Q: It was in large part because he was all over the map in looking for a solution to the Depression that Hoover can lay claim to being the father of both the New Deal and the conservative reaction to it. Is that the main theme of your book? 

A: Yes. Hoover was a progressive Republican all through the 1920s and seen as a departure from the laissez-faire types like Coolidge. He came to the presidency in 1928 with a more interventionist agenda than anything Coolidge would have taken on. Hoover believed that the government could do positive things for the American people. When the Depression hit he was not at all hesitant about using the federal government to try and counter the effects of the downturn. He bailed out the financial sector. He bailed out agriculture. He did all kinds of counter-cyclical spending, like public works programs. After he lost the election of ’32, a few of the more honest New Dealers acknowledged that a lot of their plans had been anticipated by Hoover. Now Roosevelt went further than Hoover ever would have. But there’s no way you get from Calvin Coolidge and the austerities of the American government in the ’20s to the New Deal without a figure like Hoover, without a bridge in between.

Q: But Roosevelt did go farther than Hoover ever would have, which had its effects. 

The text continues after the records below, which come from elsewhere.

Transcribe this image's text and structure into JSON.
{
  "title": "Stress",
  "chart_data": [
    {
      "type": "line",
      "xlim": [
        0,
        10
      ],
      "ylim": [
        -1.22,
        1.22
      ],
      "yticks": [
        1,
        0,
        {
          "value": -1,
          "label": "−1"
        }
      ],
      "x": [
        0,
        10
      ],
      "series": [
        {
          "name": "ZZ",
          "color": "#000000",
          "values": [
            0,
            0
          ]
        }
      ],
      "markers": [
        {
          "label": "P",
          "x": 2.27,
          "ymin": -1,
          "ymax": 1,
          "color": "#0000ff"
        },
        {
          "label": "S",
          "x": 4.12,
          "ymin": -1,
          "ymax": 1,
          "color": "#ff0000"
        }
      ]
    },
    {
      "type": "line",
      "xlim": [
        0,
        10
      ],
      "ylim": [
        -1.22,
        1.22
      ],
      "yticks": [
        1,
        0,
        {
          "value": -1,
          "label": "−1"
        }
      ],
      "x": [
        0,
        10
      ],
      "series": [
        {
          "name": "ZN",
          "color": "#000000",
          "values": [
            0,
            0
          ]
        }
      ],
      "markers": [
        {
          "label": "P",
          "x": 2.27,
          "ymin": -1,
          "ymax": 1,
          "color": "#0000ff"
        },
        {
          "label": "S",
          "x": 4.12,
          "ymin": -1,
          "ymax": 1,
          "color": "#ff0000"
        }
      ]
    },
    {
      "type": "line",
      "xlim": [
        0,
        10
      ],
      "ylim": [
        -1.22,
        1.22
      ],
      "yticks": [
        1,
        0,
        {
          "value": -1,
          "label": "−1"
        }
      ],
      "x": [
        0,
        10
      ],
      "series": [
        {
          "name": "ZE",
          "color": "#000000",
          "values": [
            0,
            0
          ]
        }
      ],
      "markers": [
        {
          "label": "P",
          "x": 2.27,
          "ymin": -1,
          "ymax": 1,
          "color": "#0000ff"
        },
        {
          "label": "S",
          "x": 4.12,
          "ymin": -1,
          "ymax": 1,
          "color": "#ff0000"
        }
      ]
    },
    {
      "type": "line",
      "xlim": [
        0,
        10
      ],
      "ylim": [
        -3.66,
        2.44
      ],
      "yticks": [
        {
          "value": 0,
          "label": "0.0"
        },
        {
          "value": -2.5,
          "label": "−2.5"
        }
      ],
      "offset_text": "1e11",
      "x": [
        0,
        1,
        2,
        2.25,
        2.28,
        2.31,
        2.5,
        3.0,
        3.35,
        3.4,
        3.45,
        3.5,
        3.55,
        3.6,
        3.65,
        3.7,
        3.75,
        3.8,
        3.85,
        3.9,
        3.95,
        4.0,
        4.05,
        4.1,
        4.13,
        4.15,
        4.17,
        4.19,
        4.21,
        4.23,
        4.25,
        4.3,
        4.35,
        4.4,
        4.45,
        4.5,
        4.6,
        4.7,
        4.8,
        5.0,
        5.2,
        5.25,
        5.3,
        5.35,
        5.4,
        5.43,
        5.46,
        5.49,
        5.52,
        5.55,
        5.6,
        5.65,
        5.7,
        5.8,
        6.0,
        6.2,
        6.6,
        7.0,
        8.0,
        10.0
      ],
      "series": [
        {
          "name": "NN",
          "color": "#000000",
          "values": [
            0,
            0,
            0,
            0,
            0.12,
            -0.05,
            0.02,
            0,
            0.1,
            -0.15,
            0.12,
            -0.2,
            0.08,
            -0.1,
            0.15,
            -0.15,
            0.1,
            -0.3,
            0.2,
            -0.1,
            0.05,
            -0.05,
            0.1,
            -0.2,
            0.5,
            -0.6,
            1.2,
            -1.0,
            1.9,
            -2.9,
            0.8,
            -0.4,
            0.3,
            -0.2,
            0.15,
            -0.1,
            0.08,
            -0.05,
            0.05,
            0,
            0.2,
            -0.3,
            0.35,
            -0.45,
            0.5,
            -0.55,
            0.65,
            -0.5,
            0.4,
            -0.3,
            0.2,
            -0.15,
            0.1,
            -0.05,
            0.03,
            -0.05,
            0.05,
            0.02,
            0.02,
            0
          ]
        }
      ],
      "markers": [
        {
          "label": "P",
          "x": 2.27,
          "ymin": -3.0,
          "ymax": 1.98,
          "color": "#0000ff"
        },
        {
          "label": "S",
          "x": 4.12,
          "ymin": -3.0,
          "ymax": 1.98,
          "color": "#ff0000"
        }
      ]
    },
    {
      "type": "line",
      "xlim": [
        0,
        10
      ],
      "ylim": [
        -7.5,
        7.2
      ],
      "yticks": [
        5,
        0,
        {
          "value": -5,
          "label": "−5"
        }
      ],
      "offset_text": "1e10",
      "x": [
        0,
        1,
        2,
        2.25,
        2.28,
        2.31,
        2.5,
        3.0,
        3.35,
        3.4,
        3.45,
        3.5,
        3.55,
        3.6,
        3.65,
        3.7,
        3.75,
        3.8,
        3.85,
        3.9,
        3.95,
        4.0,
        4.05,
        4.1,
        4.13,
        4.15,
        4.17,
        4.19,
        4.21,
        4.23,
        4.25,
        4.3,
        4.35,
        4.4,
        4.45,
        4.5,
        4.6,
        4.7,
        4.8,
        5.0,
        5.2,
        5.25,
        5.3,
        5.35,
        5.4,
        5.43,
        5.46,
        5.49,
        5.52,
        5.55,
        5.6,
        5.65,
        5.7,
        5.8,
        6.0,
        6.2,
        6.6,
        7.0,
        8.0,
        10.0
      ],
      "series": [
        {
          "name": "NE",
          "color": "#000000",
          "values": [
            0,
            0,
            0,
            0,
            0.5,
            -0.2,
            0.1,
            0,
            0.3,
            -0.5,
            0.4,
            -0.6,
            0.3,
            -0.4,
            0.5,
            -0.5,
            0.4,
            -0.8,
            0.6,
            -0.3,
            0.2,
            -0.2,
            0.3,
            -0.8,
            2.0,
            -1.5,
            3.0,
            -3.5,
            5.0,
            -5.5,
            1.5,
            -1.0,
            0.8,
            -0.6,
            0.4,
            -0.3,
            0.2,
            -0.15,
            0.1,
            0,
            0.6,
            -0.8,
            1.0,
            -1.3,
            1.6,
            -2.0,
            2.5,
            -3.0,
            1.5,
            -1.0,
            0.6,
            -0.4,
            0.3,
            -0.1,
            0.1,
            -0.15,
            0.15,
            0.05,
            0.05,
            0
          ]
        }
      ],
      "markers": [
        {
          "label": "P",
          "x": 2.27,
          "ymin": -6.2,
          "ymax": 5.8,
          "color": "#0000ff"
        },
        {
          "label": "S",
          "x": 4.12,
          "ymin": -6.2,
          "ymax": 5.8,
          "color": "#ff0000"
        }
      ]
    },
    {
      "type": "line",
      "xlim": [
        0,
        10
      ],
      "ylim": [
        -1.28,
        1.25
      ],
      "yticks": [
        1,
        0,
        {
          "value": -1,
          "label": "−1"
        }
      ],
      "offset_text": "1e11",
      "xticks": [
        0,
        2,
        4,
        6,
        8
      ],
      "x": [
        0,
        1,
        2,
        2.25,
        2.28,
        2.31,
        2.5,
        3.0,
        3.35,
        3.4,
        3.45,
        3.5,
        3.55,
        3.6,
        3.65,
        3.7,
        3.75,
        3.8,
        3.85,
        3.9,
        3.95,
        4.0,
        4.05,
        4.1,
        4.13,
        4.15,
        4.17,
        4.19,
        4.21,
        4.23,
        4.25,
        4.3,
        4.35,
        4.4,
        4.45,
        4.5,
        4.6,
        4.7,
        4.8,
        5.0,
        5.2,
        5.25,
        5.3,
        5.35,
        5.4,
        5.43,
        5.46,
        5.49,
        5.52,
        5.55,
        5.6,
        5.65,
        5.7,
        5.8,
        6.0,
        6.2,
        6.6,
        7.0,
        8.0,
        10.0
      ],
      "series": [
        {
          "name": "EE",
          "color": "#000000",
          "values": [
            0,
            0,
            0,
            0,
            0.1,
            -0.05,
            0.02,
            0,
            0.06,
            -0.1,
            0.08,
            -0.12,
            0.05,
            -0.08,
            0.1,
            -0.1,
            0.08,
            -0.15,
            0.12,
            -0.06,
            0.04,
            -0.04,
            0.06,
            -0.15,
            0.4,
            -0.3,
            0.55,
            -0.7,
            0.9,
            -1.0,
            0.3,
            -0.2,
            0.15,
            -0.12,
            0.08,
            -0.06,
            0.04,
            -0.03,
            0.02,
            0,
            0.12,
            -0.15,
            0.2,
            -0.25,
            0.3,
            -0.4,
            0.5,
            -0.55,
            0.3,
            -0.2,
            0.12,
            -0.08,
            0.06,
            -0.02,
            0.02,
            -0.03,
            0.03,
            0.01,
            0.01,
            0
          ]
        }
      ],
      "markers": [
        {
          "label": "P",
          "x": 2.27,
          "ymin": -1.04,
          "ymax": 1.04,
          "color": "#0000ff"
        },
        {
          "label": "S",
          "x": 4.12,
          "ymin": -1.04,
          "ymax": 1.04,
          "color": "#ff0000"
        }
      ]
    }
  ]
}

A:  Roosevelt was dictating wages and prices, creating new agencies by the dozen and hiring civil servants by the thousands. And controlling more aspects of American life and the American economy than anyone before him had imagined could be done. Hoover—in part because of personal animosity toward Roosevelt, but also because he genuinely believed Roosevelt had crossed some lines—became the voice of the counter-revolution. And essentially established the modern American conservative movement. So you have one man, Hoover, who’s responsible for the two main intellectual currents in American politics over the last 100 years: New Deal liberalism and American conservatism, which grew up in opposition to it. The fact that one person could straddle both is telling. It suggests that the polarization of American politics has always been to some extent overstated. Left and right have similar objectives, and there is more common ground than either side will admit.